SEC’s Coinbase Insider Trading Case Is ‘Backdoor Rulemaking,’ Trade Association’s CEO Says
The Chamber of Digital Commerce is trying to stop a case brought by the U.S. Securities and Exchange Commission (SEC) against a former Coinbase (COIN) employee accused of insider trading. The organization’s founder, Perianne Boring, said if the SEC succeeds, many digital assets could be defined as securities.
“We see this action as seriously concerning and would have significant ramifications for the entire digital asset industry,” Boring said Friday on CoinDesk TV’s “First Mover” about the group's “friend of the court” (amicus) brief in the SEC action before the U.S. District Court in Washington, D.C.
Last year, the U.S. Department of Justice (DOJ) charged former Coinbase manager Ishan Wahi with wire fraud for sharing information with his brother, Nikhil Wahi, and friend Sameer Ramani regarding which tokens would be listed on the crypto exchange’s platform before they went live.
The SEC swiftly followed suit, charging the trio with the same insider trading allegations. According to Boring, the SEC “piggybacked” on the DOJ case, essentially “latching onto a third party who had nothing to do with the issuance of these tokens.”
At a time when crypto companies find themselves in a tussle with regulators, Boring said what the SEC is doing is another example of regulating by enforcement and does nothing to define “what sort of digital asset transactions it considers to be securities transactions.”
If the court rules in favor of the SEC, nine of the supposed 25 crypto assets the trio purchased and sold could be defined as securities. This could lead to further legal battles for other crypto companies that list the tokens, she said.
That's why her group filed the amicus brief, arguing that the SEC’s crackdown is a form of “backdoor rulemaking.”
Binance, the largest crypto exchange in the world and itself in the crosshairs of U.S. regulators, is among one of the contributors to the association’s legal filing.
Attempts to dismiss SEC case
Earlier this month, Wahi pleaded guilty to insider trading charges, while his brother Nikhil pleaded guilty to wire fraud conspiracy charges. Wahi’s lawyers, however, have since filed a motion to dismiss the SEC’s securities fraud charges, claiming the tokens listed were utility-based and not investment contracts.
The SEC’s Wahi case could be redundant, in part because “they’ve already been indicted by the DOJ,” Boring said. Still, in “no way, shape or form,” is the trade association “trying to downplay the seriousness of insider trading” she said.

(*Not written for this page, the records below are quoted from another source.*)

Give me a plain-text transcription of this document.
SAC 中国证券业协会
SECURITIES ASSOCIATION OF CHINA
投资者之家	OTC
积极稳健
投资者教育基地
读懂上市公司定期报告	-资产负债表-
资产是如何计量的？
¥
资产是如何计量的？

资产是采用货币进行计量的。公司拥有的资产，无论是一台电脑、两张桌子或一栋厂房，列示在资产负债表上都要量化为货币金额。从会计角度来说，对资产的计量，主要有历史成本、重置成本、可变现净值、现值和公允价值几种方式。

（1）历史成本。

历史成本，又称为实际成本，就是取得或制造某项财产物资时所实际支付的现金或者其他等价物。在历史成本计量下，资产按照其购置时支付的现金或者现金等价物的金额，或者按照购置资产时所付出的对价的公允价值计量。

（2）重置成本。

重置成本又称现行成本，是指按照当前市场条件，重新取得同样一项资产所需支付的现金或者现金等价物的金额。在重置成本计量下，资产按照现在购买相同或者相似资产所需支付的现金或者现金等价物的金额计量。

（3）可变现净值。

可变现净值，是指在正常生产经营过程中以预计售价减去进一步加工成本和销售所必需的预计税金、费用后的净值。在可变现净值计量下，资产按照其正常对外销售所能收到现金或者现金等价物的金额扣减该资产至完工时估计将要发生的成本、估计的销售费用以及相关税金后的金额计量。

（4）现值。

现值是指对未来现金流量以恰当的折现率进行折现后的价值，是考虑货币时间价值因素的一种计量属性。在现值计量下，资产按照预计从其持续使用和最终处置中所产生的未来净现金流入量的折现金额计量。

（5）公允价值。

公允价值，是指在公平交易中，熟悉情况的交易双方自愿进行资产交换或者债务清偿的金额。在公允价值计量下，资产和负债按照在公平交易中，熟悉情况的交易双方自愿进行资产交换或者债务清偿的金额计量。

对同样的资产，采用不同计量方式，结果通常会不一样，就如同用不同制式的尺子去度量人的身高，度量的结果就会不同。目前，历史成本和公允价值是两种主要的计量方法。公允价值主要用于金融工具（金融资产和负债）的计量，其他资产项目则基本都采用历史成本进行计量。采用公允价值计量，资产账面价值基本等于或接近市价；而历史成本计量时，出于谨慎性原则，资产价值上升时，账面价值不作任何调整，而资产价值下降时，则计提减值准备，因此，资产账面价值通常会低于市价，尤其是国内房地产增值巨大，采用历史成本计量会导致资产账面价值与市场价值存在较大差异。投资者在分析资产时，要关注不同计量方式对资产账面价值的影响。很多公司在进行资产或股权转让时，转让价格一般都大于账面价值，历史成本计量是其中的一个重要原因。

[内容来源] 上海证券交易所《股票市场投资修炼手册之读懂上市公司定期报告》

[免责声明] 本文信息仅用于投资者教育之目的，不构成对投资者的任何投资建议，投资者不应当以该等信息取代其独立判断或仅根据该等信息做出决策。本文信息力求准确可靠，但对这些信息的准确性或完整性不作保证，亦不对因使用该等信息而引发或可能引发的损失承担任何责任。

“I want to be super-clear that anyone who breaks the laws, breaks just basic code of ethics, we should absolutely enforce against those individuals,” Boring said, adding that the DOJ’s case would have “absolutely nothing to do with the punishments” Wahi and his counterparts face.
Nonetheless, “a ruling that embraces the SEC’s position and endorses its tactics could have negative implications for the digital asset ecosystem,” Boring said.
She added the only regulatory guidance provided by the SEC has been in “the form of nonbinding speeches and statements that have been conflicting from administration to administration.”
CoinDesk reached out for comment from the SEC but did not hear back by the time of publication.